Miraji and South Asian Aesthetics, Poetics, and Politics
The prolific poet, critic, and translator Muhammad Sana Ullah Dar ‘Miraji’ (1912-1949) is among the most prominent and controversial literary figures in late-colonial Urdu, yet his work remains largely unknown outside of Urdu literary communities. This special issue will capture renewed scholarly interest in Miraji’s life and works, using contemporary critical frameworks to reexamine his writings and present them to a broader audience.
Miraji’s lifestyle, beliefs, and poetry have produced equal parts ire and fascination. Extraordinarily prolific over his short lifetime, he wrote numerous collections of poetry across several genres, extensive translations from South Asian and world literature, and a vast number of critical essays and editorials. After achieving prominence as an editor and tastemaker, he was censured as an “art for art’s sake” retrograde and sexual pervert by ideologues of the Progressive Writers Association, the foremost literary movement of his time. A number of prominent Pakistani Urdu critics later condemned his poetry as un-Islamic for its embrace of Indic elements, “Hindi” rhythms, and sexual themes. Yet his hybrid poetry and personality have been the subject of numerous Urdu-language studies and recent novels, and many contemporary Urdu poets still trace their artistic and intellectual lineage back to Miraji.
Despite Miraji’s stature in Urdu letters–built upon his radical innovations in literary form, his hybrid use of Urdu, Hindi, Braj, and Awadhi language, and the deep and complex subjects of his poetry–very little scholarship in English has assessed the historical significance of his work. Geeta Patel’s pioneering study, Lyrical Movements, Historical Hauntings: On Gender, Colonialism, and Desire in Miraji’s Urdu Poetry (2002), remains the only English-language book on the subject.
Addressing the resurgence of interest in Miraji’s poetry in recent years, this special issue highlights a new body of emergent scholarship on Miraji’s aesthetics, poetics, and politics. The issue would consider some of the following questions:
- What might be the politics of Miraji’s poetry? How does it contest the dominance of the Progressive Writers’ Association in modern South Asian literature?
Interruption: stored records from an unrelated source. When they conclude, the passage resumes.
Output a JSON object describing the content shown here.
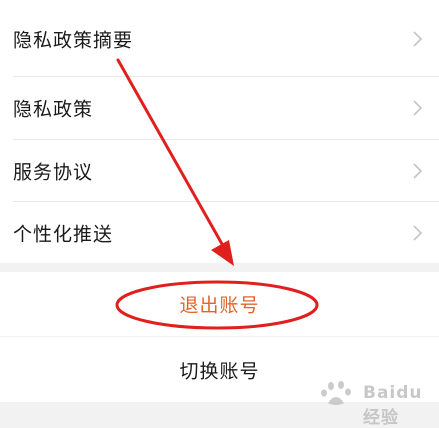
{
  "menu": {
    "items": [
      {
        "label": "隐私政策摘要",
        "icon": "chevron-right-icon"
      },
      {
        "label": "隐私政策",
        "icon": "chevron-right-icon"
      },
      {
        "label": "服务协议",
        "icon": "chevron-right-icon"
      },
      {
        "label": "个性化推送",
        "icon": "chevron-right-icon"
      }
    ]
  },
  "actions": {
    "logout_label": "退出账号",
    "switch_label": "切换账号"
  },
  "annotation": {
    "color": "#e0201f"
  },
  "colors": {
    "logout_text": "#e1642c",
    "background": "#f2f2f2"
  },
  "watermark": {
    "text": "Baidu经验"
  }
}
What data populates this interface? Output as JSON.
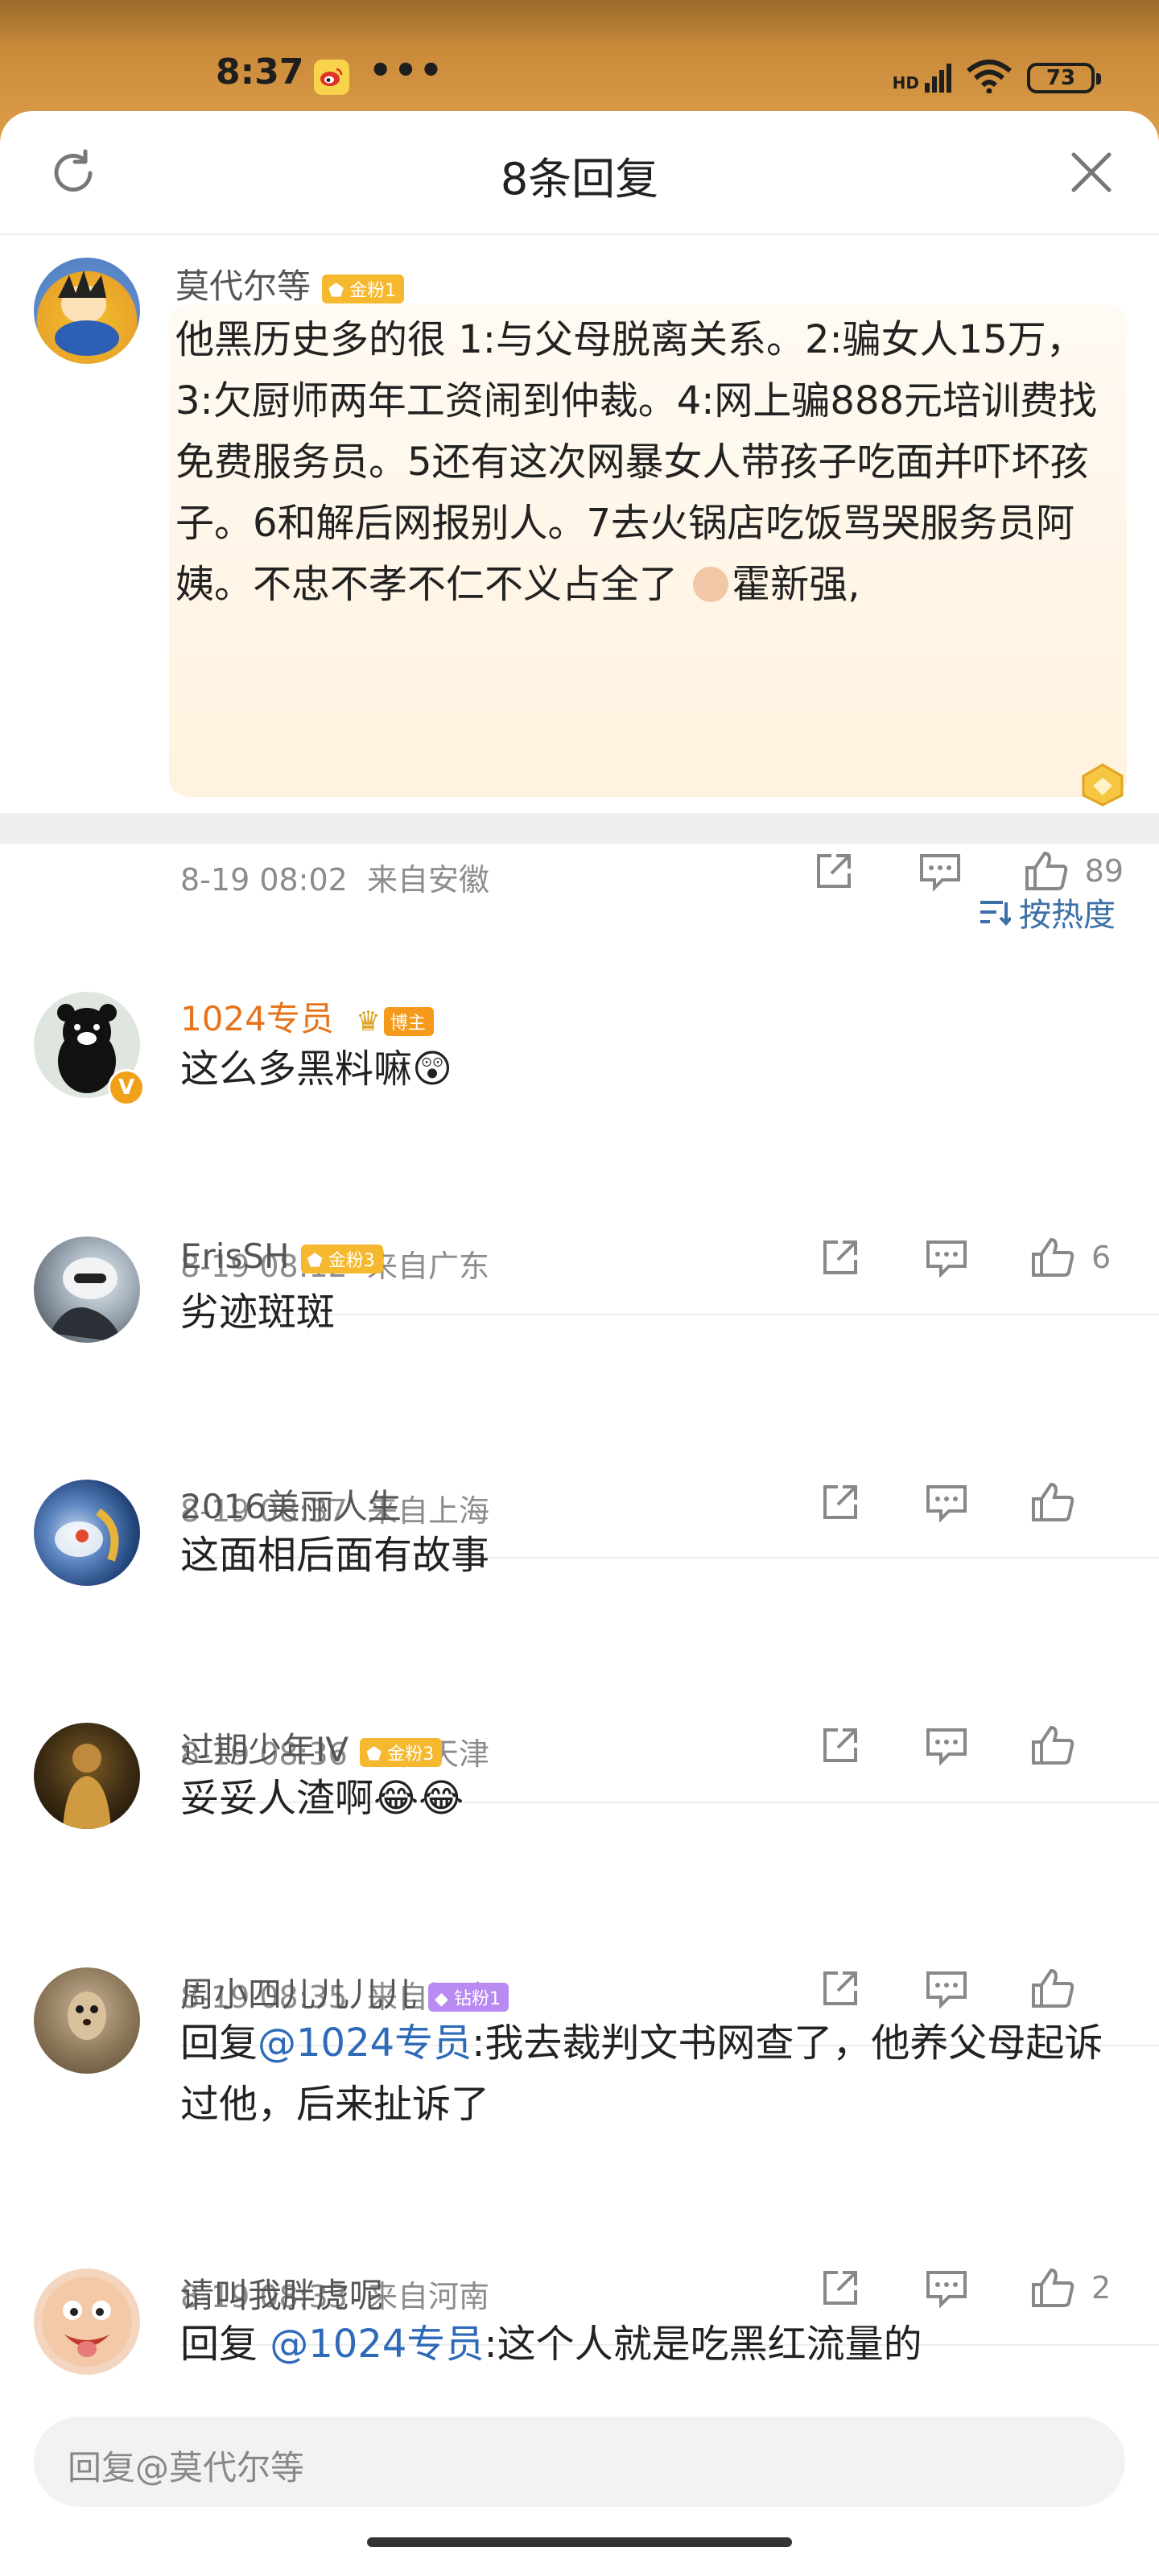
{
  "status_bar": {
    "time": "8:37",
    "dots": "•••",
    "battery": "73",
    "network": "HD"
  },
  "header": {
    "title": "8条回复"
  },
  "main_comment": {
    "username": "莫代尔等",
    "badge": "金粉1",
    "text": "他黑历史多的很  1:与父母脱离关系。2:骗女人15万，3:欠厨师两年工资闹到仲裁。4:网上骗888元培训费找免费服务员。5还有这次网暴女人带孩子吃面并吓坏孩子。6和解后网报别人。7去火锅店吃饭骂哭服务员阿姨。不忠不孝不仁不义占全了",
    "text_tail": "霍新强,",
    "time": "8-19 08:02",
    "location": "来自安徽",
    "likes": "89"
  },
  "sort": {
    "label": "按热度"
  },
  "replies": [
    {
      "username": "1024专员",
      "badge": "博主",
      "badge_type": "host",
      "text": "这么多黑料嘛",
      "emoji": "😲",
      "time": "8-19 08:12",
      "location": "来自广东",
      "likes": "6"
    },
    {
      "username": "ErisSH",
      "badge": "金粉3",
      "badge_type": "gold",
      "text": "劣迹斑斑",
      "emoji": "",
      "time": "8-19 08:37",
      "location": "来自上海",
      "likes": ""
    },
    {
      "username": "2016美丽人生",
      "badge": "",
      "badge_type": "",
      "text": "这面相后面有故事",
      "emoji": "",
      "time": "8-19 08:36",
      "location": "来自天津",
      "likes": ""
    },
    {
      "username": "过期少年IV",
      "badge": "金粉3",
      "badge_type": "gold",
      "text": "妥妥人渣啊",
      "emoji": "😂😂",
      "time": "8-19 08:35",
      "location": "来自福建",
      "likes": ""
    },
    {
      "username": "周小四儿儿儿儿",
      "badge": "钻粉1",
      "badge_type": "purple",
      "prefix": "回复",
      "mention": "@1024专员",
      "text": ":我去裁判文书网查了，他养父母起诉过他，后来扯诉了",
      "time": "8-19 08:33",
      "location": "来自河南",
      "likes": "2"
    },
    {
      "username": "请叫我胖虎呢",
      "badge": "",
      "badge_type": "",
      "prefix": "回复 ",
      "mention": "@1024专员",
      "text": ":这个人就是吃黑红流量的",
      "time": "",
      "location": "",
      "likes": ""
    }
  ],
  "input": {
    "placeholder": "回复@莫代尔等"
  },
  "colors": {
    "accent_orange": "#e6741c",
    "link_blue": "#2e6ab8",
    "gold_badge": "#f5b82e"
  }
}
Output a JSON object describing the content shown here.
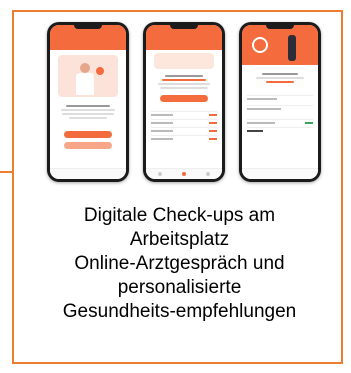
{
  "caption": {
    "line1": "Digitale Check-ups am",
    "line2": "Arbeitsplatz",
    "line3": "Online-Arztgespräch und",
    "line4": "personalisierte",
    "line5": "Gesundheits-empfehlungen"
  },
  "colors": {
    "accent": "#ED7D31",
    "app_primary": "#F46B3E"
  },
  "phones": [
    {
      "name": "onboarding-screen"
    },
    {
      "name": "dashboard-screen"
    },
    {
      "name": "results-screen"
    }
  ]
}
- How does Miraji figure in cross-lingual literary and intellectual networks, both cosmopolitan and local?
- How does Miraji’s writing address questions of translation, and what problems in turn does his poetry present for translators?
- What is unique about Miraji’s poetic voice(s)? How does his poetry inhabit multiple languages? How does it expand notions of interiority and subjective experience?
- How does Miraji’s poetry rethink sexual desire, gendered voices, and subjectivity? What relationship does Miraji’s poetry forge between gender and sexuality?
- How can contemporary interdisciplinary perspectives—affect studies, gender and sexuality studies, new modernist studies, sound studies, and translation studies—help us understand and contextualize Miraji’s poetry and life?
- Why does Miraji remain such a central figure today? What lost futures does his poetry and writing still hold?
Please send a title, 300-word abstract, 3-6 keywords describing the content, and your contact details (name, institutional affiliation, email address) to Krupa Shandilya (firstname.lastname@example.org) and A. Sean Pue (email@example.com) by February 2.
Following the acceptance of article proposals, completed articles should be submitted by June 1. Accepted articles will be sent out for double-blind peer-review. Articles can be up to 7500 words in length.